In the last twenty years, Italian producers – both large and small – have been tramping the fields and hills of their zones seeking out native vinesand in this way rediscovering lost pieces of their viticultural heritage. Using modern technology, winemakers are now able to fully express the potential of these grapes. The results of their dedicated research are arriving in wine shops around the world, and offer wine lovers a luscious range of flavors and fragrances unavailable from any other country. When you taste a wine from an Italian variety, I want you to close your eyes, inhale deeply and really think about its fragrance before you take your first mouthful. What are the connections it brings to mind? Perhaps mature Garganega reminds you of ripe pears, or maybe the scent of Alpine flowers emerges from a glass of Nebbiolo-based Carema.

Then take a generous amount of wine in your mouth and swish it around, letting it reach every taste bud. Allow yourself to discover the flavours of these original wines: that tangy burst of blueberries in Nero d’Avola, the touch of elder flower which defines a well-made Verdicchio, and the enticing sweetly bitter flavour of the pulp near the cherry stone of young Sangiovese.
What follows is a brief survey of 3 of Veneto’s most popular indigenous grape varieties.

This is the grape variety that forms the backbone of the Veneto region’s best known reds: Bardolino, Valpolicella and Amarone. These wines vary in style from charming zesty rosès, through medium-bodied reds to the rich, powerful Amarones, made from semi-dried grapes. Corvina-based wines all have a fresh, delicate bitter-cherry note in their perfumes.

Garganega is believed to be of Greek origin. While found in isolated pockets throughout Italy, it produces its most memorable results in the Veneto provinces of Vicenza, Padua and Verona.
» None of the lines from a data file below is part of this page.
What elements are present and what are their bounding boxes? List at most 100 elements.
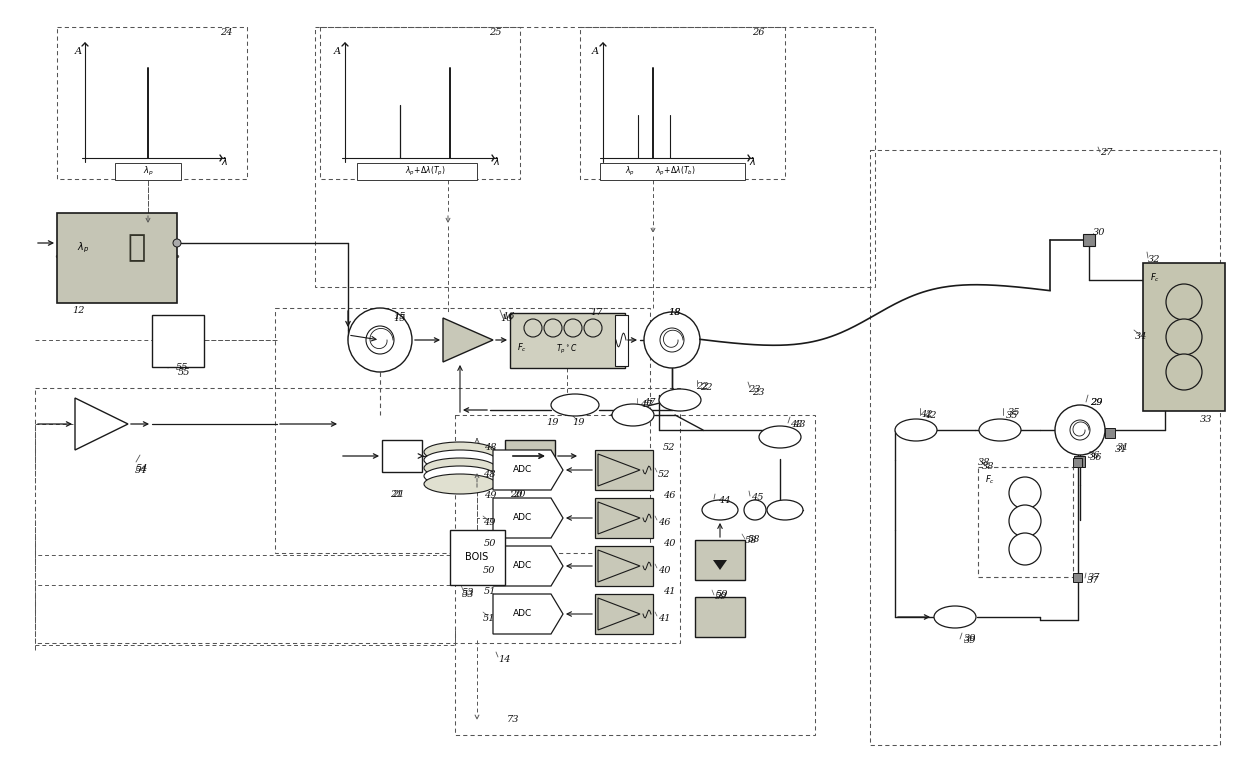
Text: 16: 16 [500, 314, 512, 323]
Ellipse shape [613, 404, 653, 426]
Text: ✳: ✳ [128, 233, 146, 264]
Circle shape [1166, 284, 1202, 320]
Circle shape [1166, 319, 1202, 355]
Text: 21: 21 [392, 490, 404, 499]
Text: 41: 41 [658, 614, 671, 623]
Bar [595, 594, 653, 634]
Text: $\lambda_p$: $\lambda_p$ [77, 241, 89, 255]
Text: A: A [591, 47, 599, 56]
Circle shape [525, 319, 542, 337]
Bar [1105, 428, 1115, 438]
Text: 55: 55 [179, 368, 191, 377]
Text: 27: 27 [1100, 148, 1112, 157]
Text: $\lambda$: $\lambda$ [494, 155, 501, 167]
Circle shape [584, 319, 601, 337]
Bar [870, 150, 1220, 745]
Text: 49: 49 [484, 491, 496, 500]
Text: 48: 48 [484, 470, 496, 479]
Text: 50: 50 [484, 539, 496, 548]
Bar [450, 530, 505, 585]
Bar [57, 27, 247, 179]
Text: 23: 23 [751, 388, 765, 397]
Polygon shape [74, 398, 128, 450]
Bar [1073, 458, 1083, 467]
Text: $\lambda_p\!+\!\Delta\lambda(T_p)$: $\lambda_p\!+\!\Delta\lambda(T_p)$ [404, 165, 445, 178]
Bar [1083, 234, 1095, 246]
Bar [978, 467, 1073, 577]
Bar [357, 163, 477, 180]
Text: 32: 32 [1148, 255, 1161, 264]
Text: 54: 54 [136, 464, 149, 473]
Text: 54: 54 [135, 466, 148, 475]
Bar [275, 308, 650, 553]
Text: 29: 29 [1090, 398, 1102, 407]
Bar [600, 163, 745, 180]
Text: ADC: ADC [513, 465, 533, 475]
Ellipse shape [934, 606, 976, 628]
Bar [382, 440, 422, 472]
Ellipse shape [658, 389, 701, 411]
Text: 42: 42 [920, 410, 932, 419]
Circle shape [1166, 354, 1202, 390]
Text: 18: 18 [668, 308, 681, 317]
Circle shape [348, 308, 412, 372]
Text: 19: 19 [546, 418, 558, 427]
Text: A: A [334, 47, 341, 56]
Bar [455, 415, 815, 735]
Text: 42: 42 [924, 411, 936, 420]
Circle shape [564, 319, 582, 337]
Bar [115, 163, 181, 180]
Text: 20: 20 [510, 490, 522, 499]
Text: 58: 58 [745, 536, 758, 545]
Polygon shape [494, 498, 563, 538]
Text: 47: 47 [640, 400, 652, 409]
Text: ADC: ADC [513, 561, 533, 570]
Text: 58: 58 [748, 535, 760, 544]
Bar [35, 388, 680, 643]
Circle shape [544, 319, 562, 337]
Text: 36: 36 [1087, 451, 1101, 460]
Text: 53: 53 [463, 588, 475, 597]
Text: 21: 21 [391, 490, 403, 499]
Text: 37: 37 [1087, 573, 1101, 582]
Bar [153, 315, 205, 367]
Text: 55: 55 [176, 363, 188, 372]
Text: 17: 17 [590, 308, 603, 317]
Text: 39: 39 [963, 634, 977, 643]
Text: 34: 34 [1135, 332, 1147, 341]
Polygon shape [494, 546, 563, 586]
Text: A: A [74, 47, 82, 56]
Polygon shape [443, 318, 494, 362]
Bar [315, 27, 875, 287]
Text: 45: 45 [751, 493, 764, 502]
Text: 15: 15 [393, 314, 405, 323]
Circle shape [1009, 505, 1042, 537]
Bar [694, 597, 745, 637]
Text: 20: 20 [513, 490, 526, 499]
Text: 16: 16 [502, 312, 515, 321]
Polygon shape [598, 454, 640, 486]
Text: $\lambda$: $\lambda$ [222, 155, 228, 167]
Text: 47: 47 [644, 398, 656, 407]
Text: 46: 46 [663, 491, 676, 500]
Ellipse shape [424, 458, 496, 478]
Text: 37: 37 [1087, 576, 1100, 585]
Text: 43: 43 [790, 420, 802, 429]
Polygon shape [598, 598, 640, 630]
Text: ADC: ADC [513, 513, 533, 523]
Text: 15: 15 [393, 312, 405, 321]
Circle shape [174, 239, 181, 247]
Bar [595, 498, 653, 538]
Text: $\lambda_p$: $\lambda_p$ [143, 165, 154, 178]
Text: $T_p{^\circ}C$: $T_p{^\circ}C$ [557, 342, 578, 356]
Text: 29: 29 [1090, 398, 1102, 407]
Ellipse shape [424, 474, 496, 494]
Text: 38: 38 [982, 462, 994, 471]
Text: $\lambda_p\!+\!\Delta\lambda(T_b)$: $\lambda_p\!+\!\Delta\lambda(T_b)$ [655, 165, 696, 178]
Text: 31: 31 [1117, 443, 1130, 452]
Text: 22: 22 [701, 383, 713, 392]
Bar [595, 450, 653, 490]
Text: 39: 39 [963, 636, 977, 645]
Text: 35: 35 [1008, 408, 1021, 417]
Bar [1073, 573, 1083, 582]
When grown in optimum sites, when yields are kept low and when the grapes are allowed to fully ripen, this variety is capable of producing whites with delicate flavors of pear, pineapple and apricot which become fuller and more luscious as the wines matures. It is the major (sometimes sole) component in Soave.

GLERA (the Grape formerly known as Prosecco)
Is there such a thing as too much success? You might ask the producers in the Conegliano-Valdobbiadene zone in the Veneto. For years they made a nice sparkling wine that they named after the grape Prosecco. Then came the boom! Prosecco was everywhere and with increased demand came widespread planting in zones far removed from the original Prosecco production area. Prosecco-mania has reached the point where, in Italy, the word prosecco has become a common synonym for generic sparkling wine, with people offering a “prosecchino” in bars, restaurants and even private homes. This has created a certain amount of chaos among the original Prosecco producers, whose vineyards are found in a small area in northern Veneto and Friuli. In order to protect the reputation of their wine producers in the original production areas decided to re-name the variety. The grape formerly known as Prosecco is now being called Glera, which has long been its name in local dialect. Since 2009 the DOC and DOCG production zones in the Veneto and Friuli have been known as the Prosecco zone.